Health Care Reform

Floor Speech

Date: Sept. 8, 2009
Location: Washington, DC


Health Care Reform

Mr. BARTLETT. Madam Speaker, I believe that we can all agree the health care reform proposals ignited debates in homes and workplaces all over the country. The intense interest in health care policy by so many Americans made this August district work period unusually exciting. My offices were busy taking phone calls, e-mails, and having people drop by voicing their concerns. This healthy health care debate has led many Americans to become involved in politics for the first time.

Whenever we in Congress do something really important, we need to get outside the Beltway because that's where the great wisdom in our country lies. All of us in the Congress share three goals for health care reform legislation: We want to make health care insurance more affordable and accessible. We want to improve the quality of health care. We want to reduce the cost of health care. Where we disagree is how to accomplish these goals.

I would like to share some of what I did and learned concerning health care over the recess period. As a scientist and engineer, I seek out the facts to guide my decisions. I also earned my master's and doctorate degrees in human physiology, the basic medical science.

This training led me to a 20-year career teaching anatomy and physiology to both medical and nursing students. That's why one of the things I did and that my staff did was to read the House leadership bill, H.R. 3200, and the amendments by three House committees.

I'm very proud that so many of my constituents were also interested in learning what proposed health care reform bills would do and exactly what they say. That's why I posted on my Web site the House Majority Bill 3200 with information about the approved amendments.

I also posted on my Web site an alternative bill that I support, H.R. 3400, the Empowering Patients First Act, developed out of suggestions by my colleagues in the Republican Study Committee. For those constituents without computer access, I provided hard copies of these bills to eight libraries and my four district offices.

Besides reading legislation, I also engaged in a lot of listening and dialogue. I visited with local doctors in my district to get their perspective about health care.

At the recommendation of one of my constituents, Dr. John Vitarello, who is a cardiologist who practices at Frederick Memorial Hospital in my district, I toured the cardiac catherization ``cath'' labs at Washington Adventist Hospital on August 27. I was invited to tour the lab by Dr. Mark Turco, an interventional cardiologist. Dr. Turco is also a leader of the three-member physician team from Washington Adventist Hospital which volunteered to supervise and assist a joint training venture for physicians in Frederick Memorial Hospital so they could also perform innovative procedures in cath labs that shorten patients' recoveries and hospital stays compared to traditional surgical repairs.

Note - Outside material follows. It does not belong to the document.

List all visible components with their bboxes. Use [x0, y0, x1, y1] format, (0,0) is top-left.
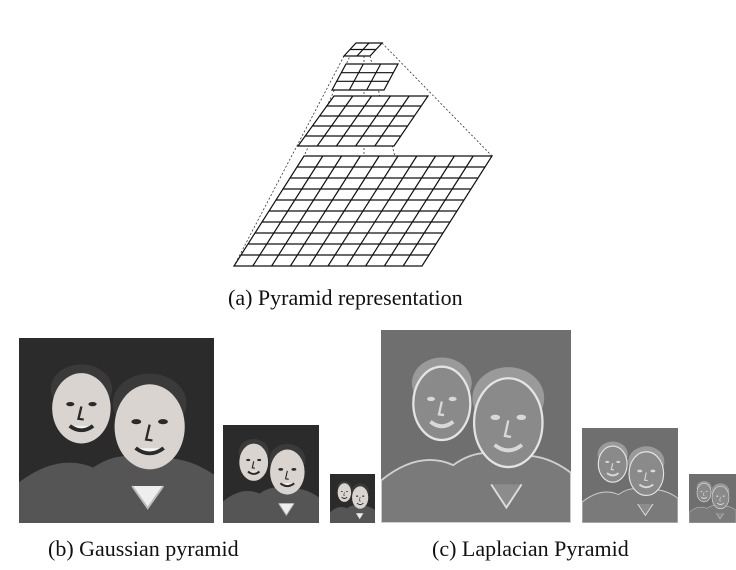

While I was there in scrubs and mask, I observed a procedure called an endograft. An endograft is an innovative procedure in this case used to repair an aneurysm in the patient's aorta.

In the image-guided endovascular repair, a stent graft, a woven polyester tube with a metallic skeleton, was compressed inside a carrier catheter. While viewed on an x-ray monitor, the endograft was inserted through a small incision in the patient's groin and threaded through the catheter through arteries to the site of the aneurysm. The stent graft was then placed across the aneurysm and released. As the stent graft expanded, it gripped the normal arterial wall on both ends of the aneurysm, bypassing the bulge from the inside.

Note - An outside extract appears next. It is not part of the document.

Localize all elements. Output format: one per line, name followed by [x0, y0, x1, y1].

As I observed this procedure, I marveled at both the advances of our medical research and technology as well as the dedication in caring for human lives represented by this joint venture between Frederick Memorial Hospital and Washington Adventist Hospital. This procedure cuts down the recovery time for patients as well as the time required for patients to be in the hospital.

One of my greatest concerns about health care reform is that we don't curtail the innovations in health care that are invented predominantly here in the United States.

There is also a lot of concern about competition in health care. Competition is important. Competition always does two things: It drives down costs and increases quality. However, there is also a lot of cooperation in medical care today. Here, I observed physicians at one hospital helping physicians at another local hospital to increase the availability, the competition, for innovative medical treatments that benefit patients with improved outcome and less time in the hospital.

I am 83 years old. I have seen in my own career and life and that of my family that innovation in modern medicine, American style, moves at an astonishing speed. It is this innovation that has so improved the quality of our lives as well as extending the lifespans of Americans.

By far, the most enlightening and informative exercise was three nights of teletownhalls that I held during the break. On two nights, Dr. John Vitarello joined me as a guest for these townhall meetings. Over 180,000 telephone calls were placed; almost 20,000 people were home and listened to some part of the townhall.

Madam Speaker, I believe that the prescription for health care reform in the present bill will make it worse and more expensive. These changes are the opposite of what we need and Americans want.